Engineering Contradictions & Design Principles
Engineering Contradiction Analysis
1Adaptability or versatility
If a virtual canvas is shared between remote computers, then collaboration capability is improved, but connection stability and data synchronization complexity increase
Solution Approach 1:
The patent introduces a cloud-based server as an intermediary to facilitate peer-to-peer connections between remote computers. The server acts as a mediator that receives virtual canvas data from one computer and transmits it to another, enabling stable remote collaboration without direct peer-to-peer connection complexity. This intermediary approach improves connection stability while maintaining collaboration capability.

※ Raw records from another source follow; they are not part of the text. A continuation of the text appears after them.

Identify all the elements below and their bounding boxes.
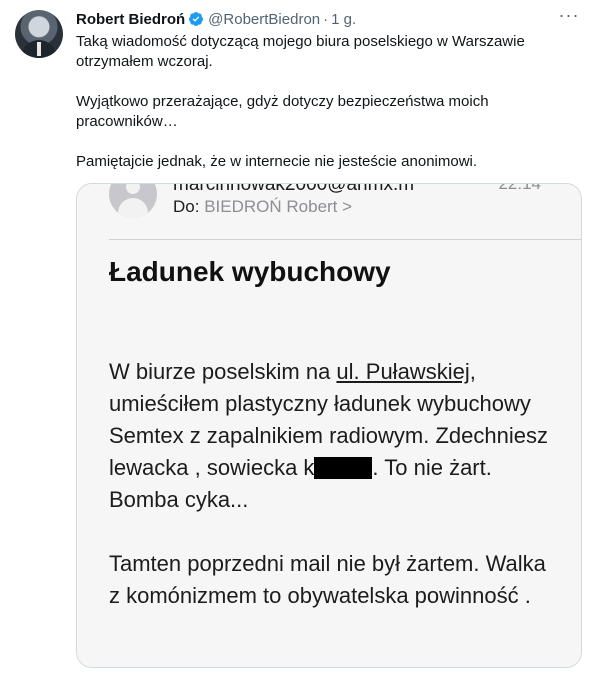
email-text: W biurze poselskim na <box>109 359 337 384</box>
email-to: Do: BIEDROŃ Robert > <box>173 197 352 217</box>
redaction-bar <box>314 457 373 479</box>
email-body: W biurze poselskim na ul. Puławskiej, um… <box>109 356 561 612</box>
more-options-icon[interactable]: ··· <box>558 6 580 30</box>
email-paragraph: Tamten poprzedni mail nie był żartem. Wa… <box>109 551 546 608</box>
tweet-timestamp[interactable]: 1 g. <box>331 11 356 28</box>
separator-dot: · <box>323 10 329 28</box>
tweet-media-image[interactable]: marcinnowak2000@anmx.m 22:14 Do: BIEDROŃ… <box>76 183 582 668</box>
tweet-paragraph: Taką wiadomość dotyczącą mojego biura po… <box>76 33 525 70</box>
email-time: 22:14 <box>498 183 541 193</box>
email-to-value: BIEDROŃ Robert > <box>204 197 353 216</box>
tweet-text: Taką wiadomość dotyczącą mojego biura po… <box>76 32 576 172</box>
sender-avatar-icon <box>109 184 157 218</box>
tweet-paragraph: Pamiętajcie jednak, że w internecie nie … <box>76 153 478 170</box>
email-subject: Ładunek wybuchowy <box>109 256 391 287</box>
email-street-link: ul. Puławskiej <box>336 359 470 384</box>
email-screenshot: marcinnowak2000@anmx.m 22:14 Do: BIEDROŃ… <box>77 184 581 667</box>
email-to-label: Do: <box>173 197 200 216</box>
email-paragraph: W biurze poselskim na ul. Puławskiej, um… <box>109 356 561 516</box>
tweet-paragraph: Wyjątkowo przerażające, gdyż dotyczy bez… <box>76 93 489 130</box>
avatar[interactable] <box>15 10 63 58</box>
email-header: marcinnowak2000@anmx.m 22:14 Do: BIEDROŃ… <box>77 184 581 240</box>
tweet[interactable]: Robert Biedroń @RobertBiedron · 1 g. ···… <box>0 0 594 677</box>
author-handle[interactable]: @RobertBiedron <box>208 11 320 28</box>
email-from: marcinnowak2000@anmx.m <box>173 183 415 195</box>
author-name[interactable]: Robert Biedroń <box>76 11 185 28</box>
tweet-header: Robert Biedroń @RobertBiedron · 1 g. <box>76 9 576 29</box>
verified-badge-icon <box>189 12 204 26</box>
email-divider <box>109 239 581 240</box>
avatar-shirt <box>37 42 41 56</box>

2Adaptability or versatility
If multiple AI-generated image windows are displayed, then selection options are improved, but interface complexity and visual clutter increase
Solution Approach 1:
The patent segments the display interface into multiple functional tabs (Prompt tab, Notes tab, Media tab) that can be selectively activated. Each tab handles specific types of AI-generated content separately, allowing users to organize multiple image windows in a structured manner. This segmentation reduces visual clutter and interface complexity while maintaining comprehensive selection options.
Solution Approach 2:
The patent introduces a hierarchical organization structure where AI-generated images are arranged in multiple dimensions: prompt-level organization, note-level organization, and media-level organization. Users can navigate through these dimensional layers to access and select images systematically, reducing the perceived complexity while expanding selection capabilities.
3Productivity
If real-time AI image generation is implemented, then productivity is improved, but processing time and computational resources increase
Solution Approach 1:
The patent implements preliminary actions by pre-defining prompt categories (Prompt tab, Notes tab, Media tab) and pre-establishing the AI engine connection. Users can select from pre-organized prompt types rather than creating new prompts from scratch, reducing processing time. The system also pre-loads AI model capabilities and maintains ready-state connections for rapid image generation.
Solution Approach 2:
The patent allows users to generate a limited number of AI images per prompt initially, with the option to generate more if needed. This partial action approach prevents excessive computational resources from being consumed in a single operation while maintaining productivity. Users can iterate through multiple prompts efficiently without overwhelming the system.
Data Source
AI summary
A method of using an artificial intelligence engine in a virtual canvas running on a computer associated with a display, the method including starting a virtual canvas on the computer, in response to an artificial intelligence icon being selected in an icon window of the virtual canvas, open a prompt tab to receive a prompt input, and in response to the prompt input and activation of a button, generate a response from an artificial intelligence engine in the prompt tab or in a new window on the canvas.